We will investigate the Shasta Dam Enlargement Project, which gained traction during the Trump years and proposes to raise the 602-foot dam even higher. It's an alarming prospect for the Winnemem who worry they'll lose sacred sites critical for their way of life. We then travel with the Winnemem and allies on a two-week, 300-mile Run4Salmon ceremony as they walk, run, bike and boat, following the migration of Chinook salmon from the Pacific Ocean up the Sacramento River to spawning grounds. Along the way, we study the environmental and political issues that threaten the survival of salmon, whose numbers plummeted after Shasta Dam was built. The Winnemem believe caring for the salmon is their spiritual and moral obligation and that their two fates are linked.

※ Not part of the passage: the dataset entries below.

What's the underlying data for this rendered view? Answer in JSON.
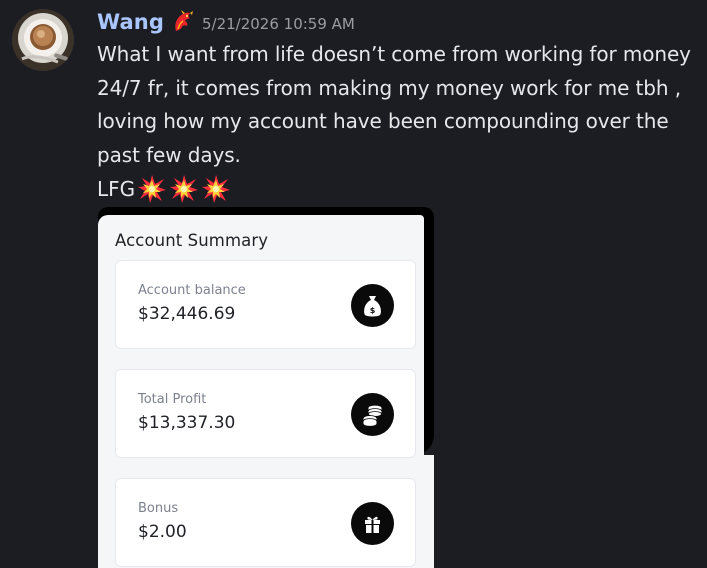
{
  "message": {
    "author": "Wang",
    "timestamp": "5/21/2026 10:59 AM",
    "text": "What I want from life doesn’t come from working for money\n24/7 fr, it comes from making my money work for me tbh ,\nloving how my account have been compounding over the\npast few days.",
    "lfg": "LFG",
    "author_badge_icon": "dragon-icon",
    "emoji_icons": [
      "explosion-emoji-icon",
      "explosion-emoji-icon",
      "explosion-emoji-icon"
    ]
  },
  "attachment": {
    "title": "Account Summary",
    "cards": [
      {
        "label": "Account balance",
        "value": "$32,446.69",
        "icon": "money-bag-icon"
      },
      {
        "label": "Total Profit",
        "value": "$13,337.30",
        "icon": "coin-stack-icon"
      },
      {
        "label": "Bonus",
        "value": "$2.00",
        "icon": "gift-icon"
      }
    ]
  },
  "colors": {
    "background": "#1c1d22",
    "username": "#a9c6ff",
    "timestamp": "#9b9ca3",
    "message_text": "#e6e7ea",
    "panel": "#f5f6f8",
    "card": "#ffffff",
    "icon_circle": "#0a0a0a"
  }
}
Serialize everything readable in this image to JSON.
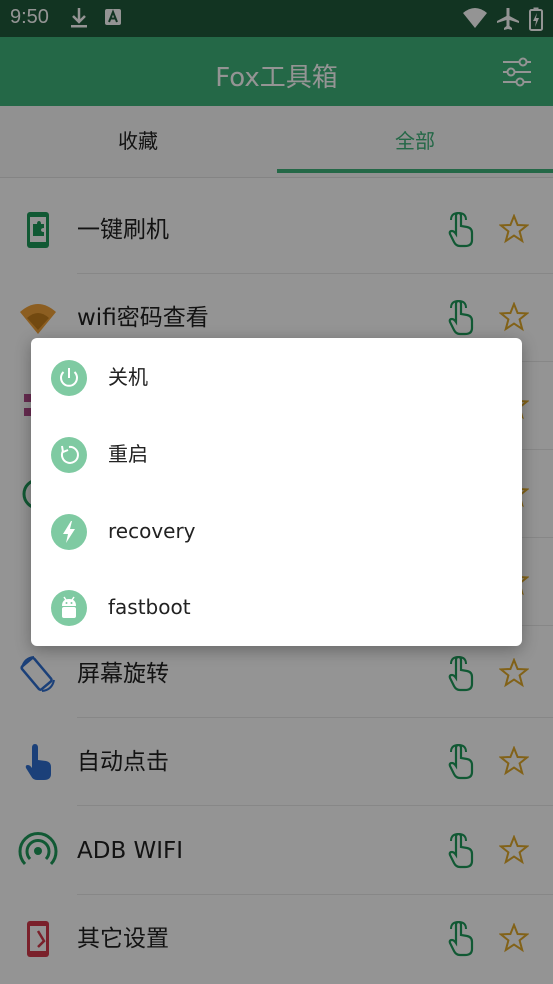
{
  "status_bar": {
    "time": "9:50",
    "icons": [
      "download-icon",
      "a-badge-icon",
      "wifi-icon",
      "airplane-icon",
      "battery-charging-icon"
    ]
  },
  "app_bar": {
    "title": "Fox工具箱",
    "settings_icon": "settings-sliders-icon"
  },
  "tabs": [
    {
      "label": "收藏"
    },
    {
      "label": "全部",
      "selected": true
    }
  ],
  "tool_list": [
    {
      "label": "一键刷机",
      "icon": "phone-puzzle-icon"
    },
    {
      "label": "wifi密码查看",
      "icon": "wifi-fan-icon"
    },
    {
      "label": "",
      "icon": "grid-icon"
    },
    {
      "label": "",
      "icon": "circle-icon"
    },
    {
      "label": "",
      "icon": ""
    },
    {
      "label": "屏幕旋转",
      "icon": "screen-rotate-icon"
    },
    {
      "label": "自动点击",
      "icon": "tap-hand-icon"
    },
    {
      "label": "ADB WIFI",
      "icon": "wireless-icon"
    },
    {
      "label": "其它设置",
      "icon": "phone-settings-icon"
    }
  ],
  "dialog": {
    "options": [
      {
        "label": "关机",
        "icon": "power-icon"
      },
      {
        "label": "重启",
        "icon": "restart-icon"
      },
      {
        "label": "recovery",
        "icon": "bolt-icon"
      },
      {
        "label": "fastboot",
        "icon": "android-icon"
      }
    ]
  },
  "colors": {
    "status_bar": "#1f5a3b",
    "app_bar": "#3fb37a",
    "accent": "#3fb37a",
    "star": "#e0a92a",
    "dialog_icon_bg": "#7fcaa2"
  }
}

This isn’t necessarily going to be a piece of traditional journalism where you hear from one side and then you hear from the other. The way we think about is that colonial ideology is inextricably entwined with the American way of life. With it, comes assumptions about history, culture and property that most of us don’t question. We all know that point of view. So we invite you to listen to A Prayer for Salmon with an open mind. Allow yourself to walk in the shoes of another culture. Our hope is that you will come away with an understanding of the Winnemem Wintu, who they are and what they’re fighting for — and what all of us will lose if they disappear.
A Prayer for Salmon drops August 2022.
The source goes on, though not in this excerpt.